O problema é que nós não tendemos a pensar cientificamente, ou estatisticamente. Mas nós pensamos literariamente: nós nos focamos em histórias e, pior, procuramos protagonistas, antagonistas, e todos os elementos de roteiro que gostamos de ver.
Quando nós vemos a história de sucesso ou de fracasso de uma pessoa, nós não vemos todas as outras histórias que ocorreram paralelamente a ela. É o tal do viés do sobrevivente: nós só vemos quem sobreviveu para contar a história, por assim dizer.

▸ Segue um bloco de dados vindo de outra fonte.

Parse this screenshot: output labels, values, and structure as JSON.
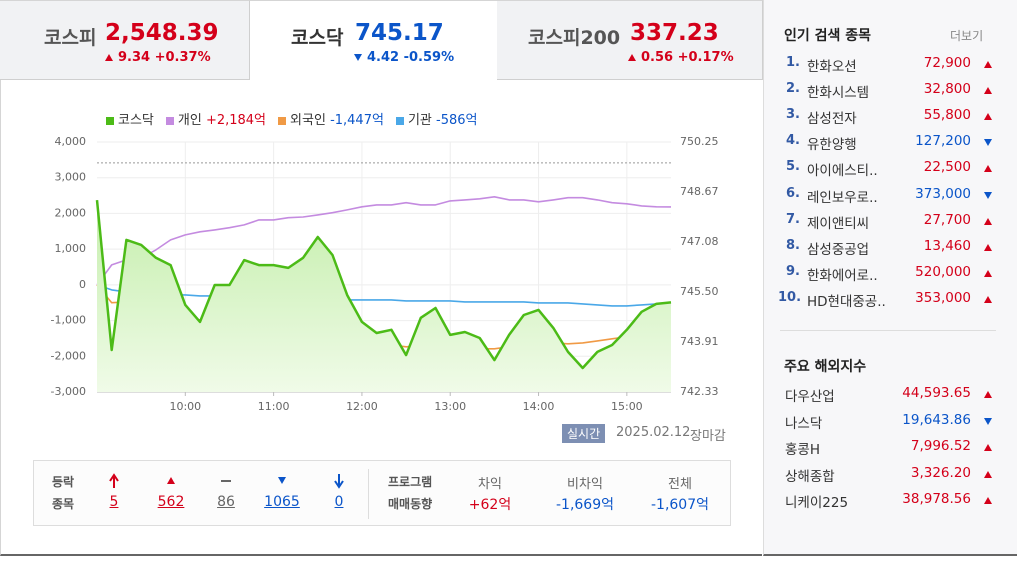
{
  "tabs": [
    {
      "name": "코스피",
      "value": "2,548.39",
      "change": "9.34",
      "percent": "+0.37%",
      "trend": "up"
    },
    {
      "name": "코스닥",
      "value": "745.17",
      "change": "4.42",
      "percent": "-0.59%",
      "trend": "down"
    },
    {
      "name": "코스피200",
      "value": "337.23",
      "change": "0.56",
      "percent": "+0.17%",
      "trend": "up"
    }
  ],
  "chart_data": {
    "type": "line",
    "x": [
      "09:00",
      "09:10",
      "09:20",
      "09:30",
      "09:40",
      "09:50",
      "10:00",
      "10:10",
      "10:20",
      "10:30",
      "10:40",
      "10:50",
      "11:00",
      "11:10",
      "11:20",
      "11:30",
      "11:40",
      "11:50",
      "12:00",
      "12:10",
      "12:20",
      "12:30",
      "12:40",
      "12:50",
      "13:00",
      "13:10",
      "13:20",
      "13:30",
      "13:40",
      "13:50",
      "14:00",
      "14:10",
      "14:20",
      "14:30",
      "14:40",
      "14:50",
      "15:00",
      "15:10",
      "15:20",
      "15:30"
    ],
    "xlim": [
      "09:00",
      "15:30"
    ],
    "xticks": [
      "10:00",
      "11:00",
      "12:00",
      "13:00",
      "14:00",
      "15:00"
    ],
    "ylim": [
      -3000,
      4000
    ],
    "yticks": [
      {
        "value": -3000,
        "label": "-3,000"
      },
      {
        "value": -2000,
        "label": "-2,000"
      },
      {
        "value": -1000,
        "label": "-1,000"
      },
      0,
      {
        "value": 1000,
        "label": "1,000"
      },
      {
        "value": 2000,
        "label": "2,000"
      },
      {
        "value": 3000,
        "label": "3,000"
      },
      {
        "value": 4000,
        "label": "4,000"
      }
    ],
    "y2lim": [
      742.33,
      750.25
    ],
    "y2ticks": [
      742.33,
      743.91,
      {
        "value": 745.5,
        "label": "745.50"
      },
      747.08,
      748.67,
      750.25
    ],
    "grid": true,
    "reference_line": {
      "value": 749.59,
      "axis": "y2",
      "color": "#999999"
    },
    "series": [
      {
        "name": "코스닥",
        "color": "#4cbb17",
        "axis": "y2",
        "area": true,
        "values": [
          748.41,
          743.66,
          747.15,
          746.99,
          746.58,
          746.35,
          745.09,
          744.55,
          745.72,
          745.72,
          746.51,
          746.35,
          746.35,
          746.26,
          746.58,
          747.24,
          746.67,
          745.4,
          744.55,
          744.2,
          744.3,
          743.5,
          744.68,
          744.99,
          744.14,
          744.23,
          744.04,
          743.34,
          744.14,
          744.77,
          744.93,
          744.36,
          743.6,
          743.09,
          743.6,
          743.82,
          744.3,
          744.87,
          745.12,
          745.17
        ]
      },
      {
        "name": "개인",
        "color": "#c48be0",
        "legend_value": "+2,184억",
        "legend_color": "#d4001a",
        "values": [
          0,
          560,
          700,
          756,
          980,
          1260,
          1400,
          1485,
          1540,
          1600,
          1680,
          1820,
          1820,
          1880,
          1900,
          1960,
          2020,
          2100,
          2185,
          2240,
          2240,
          2300,
          2240,
          2240,
          2350,
          2380,
          2410,
          2465,
          2380,
          2380,
          2325,
          2380,
          2440,
          2440,
          2380,
          2300,
          2270,
          2210,
          2185,
          2184
        ]
      },
      {
        "name": "외국인",
        "color": "#f09a45",
        "legend_value": "-1,447억",
        "legend_color": "#0b55c9",
        "values": [
          0,
          -500,
          -480,
          -560,
          -640,
          -840,
          -920,
          -980,
          -1040,
          -1120,
          -1180,
          -1200,
          -1260,
          -1345,
          -1345,
          -1400,
          -1430,
          -1540,
          -1625,
          -1680,
          -1680,
          -1735,
          -1710,
          -1735,
          -1765,
          -1765,
          -1790,
          -1790,
          -1735,
          -1680,
          -1650,
          -1625,
          -1650,
          -1625,
          -1570,
          -1510,
          -1455,
          -1400,
          -1430,
          -1447
        ]
      },
      {
        "name": "기관",
        "color": "#4aa8e8",
        "legend_value": "-586억",
        "legend_color": "#0b55c9",
        "values": [
          0,
          -140,
          -196,
          -224,
          -252,
          -280,
          -280,
          -308,
          -308,
          -336,
          -336,
          -364,
          -364,
          -364,
          -392,
          -392,
          -392,
          -420,
          -420,
          -420,
          -420,
          -448,
          -448,
          -448,
          -448,
          -476,
          -476,
          -476,
          -476,
          -476,
          -504,
          -504,
          -504,
          -532,
          -560,
          -588,
          -588,
          -560,
          -532,
          -586
        ]
      }
    ]
  },
  "status": {
    "badge": "실시간",
    "date": "2025.02.12",
    "state": "장마감"
  },
  "breadth": {
    "label": [
      "등락",
      "종목"
    ],
    "values": [
      5,
      562,
      86,
      1065,
      0
    ]
  },
  "program": {
    "label": [
      "프로그램",
      "매매동향"
    ],
    "columns": [
      {
        "name": "차익",
        "value": "+62억",
        "trend": "up"
      },
      {
        "name": "비차익",
        "value": "-1,669억",
        "trend": "down"
      },
      {
        "name": "전체",
        "value": "-1,607억",
        "trend": "down"
      }
    ]
  },
  "popular": {
    "title": "인기 검색 종목",
    "more": "더보기",
    "items": [
      {
        "rank": "1.",
        "name": "한화오션",
        "price": "72,900",
        "trend": "up"
      },
      {
        "rank": "2.",
        "name": "한화시스템",
        "price": "32,800",
        "trend": "up"
      },
      {
        "rank": "3.",
        "name": "삼성전자",
        "price": "55,800",
        "trend": "up"
      },
      {
        "rank": "4.",
        "name": "유한양행",
        "price": "127,200",
        "trend": "down"
      },
      {
        "rank": "5.",
        "name": "아이에스티..",
        "price": "22,500",
        "trend": "up"
      },
      {
        "rank": "6.",
        "name": "레인보우로..",
        "price": "373,000",
        "trend": "down"
      },
      {
        "rank": "7.",
        "name": "제이앤티씨",
        "price": "27,700",
        "trend": "up"
      },
      {
        "rank": "8.",
        "name": "삼성중공업",
        "price": "13,460",
        "trend": "up"
      },
      {
        "rank": "9.",
        "name": "한화에어로..",
        "price": "520,000",
        "trend": "up"
      },
      {
        "rank": "10.",
        "name": "HD현대중공..",
        "price": "353,000",
        "trend": "up"
      }
    ]
  },
  "world": {
    "title": "주요 해외지수",
    "items": [
      {
        "name": "다우산업",
        "value": "44,593.65",
        "trend": "up"
      },
      {
        "name": "나스닥",
        "value": "19,643.86",
        "trend": "down"
      },
      {
        "name": "홍콩H",
        "value": "7,996.52",
        "trend": "up"
      },
      {
        "name": "상해종합",
        "value": "3,326.20",
        "trend": "up"
      },
      {
        "name": "니케이225",
        "value": "38,978.56",
        "trend": "up"
      }
    ]
  }
}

Nós temos biografias do primeiro lugar, ou de histórias peculiares o suficiente para se destacarem, mesmo se não estiverem em tal posição. E como nós tendemos a nos entender como protagonistas, nós achamos que essas histórias — o pior ou o melhor — são o que vai acontecer com a gente. Nós não sonhamos com a mediocridade, e geralmente apenas a tememos quando nos enxergamos nela.
Quando tentamos entender o mundo, então, nós erramos em algumas coisas básicas: nós olhamos para os vencedores, e no máximo para algum perdedor estranho. Só que eles todos são a exceção, então nós entendemos o mundo de uma maneira incomum. O que se destaca não é necessariamente real, ou não “tão real” quanto o resto.
Agora, sendo prático: é claro que a experiência dessas pessoas pode ser útil. Ela pode te dar dicas, te fazer encontrar caminhos, fazer com que você se sinta representado(a) de alguma forma, permitir que você mapeie a própria existência de alguma maneira diferente. Mas ela não te diz nada sobre o mundo em geral, exceto por uma comparação tendenciosa.
Volte, então, a visão para seu microcosmo. Pense na sua experiência. Ela tem pontos em comuns com outras pessoas, mas ela não é igual à de ninguém. Por isso, o mundo, para você, só existe do jeito que é para você. Você pode até ser uma referência ampla, mas você raramente vai ser uma referência específica confiável.
Agora olhe para outra pessoa. Preste atenção quando ela falar. Entenda a experiência dela. E aprenda algumas coisas com isso. Aprenda tudo que você puder, porque mesmo que você não use, é uma experiência. E mesmo não importando, ela importa.
Lembre-se, assim, de três coisas:
1- A experiência de cada pessoa que você encontrar não importa para ninguém além dela mesma, e não representa, sozinha, verdade alguma que não a daquela pessoa;
2- Por isso mesmo, não questione o valor da experiência, porque ela é válida para aquela pessoa, e é importante, e é verdadeira, mesmo que não represente o resto;
3- Mesmo que jamais seja a sua, entenda que, assim com você é parte de alguma referência maior que você, essa pessoa em algum aspecto também é. Então, em algum momento, mesmo o que é diferente de você é estatisticamente, logicamente e até emocionalmente mais representativo do que parece.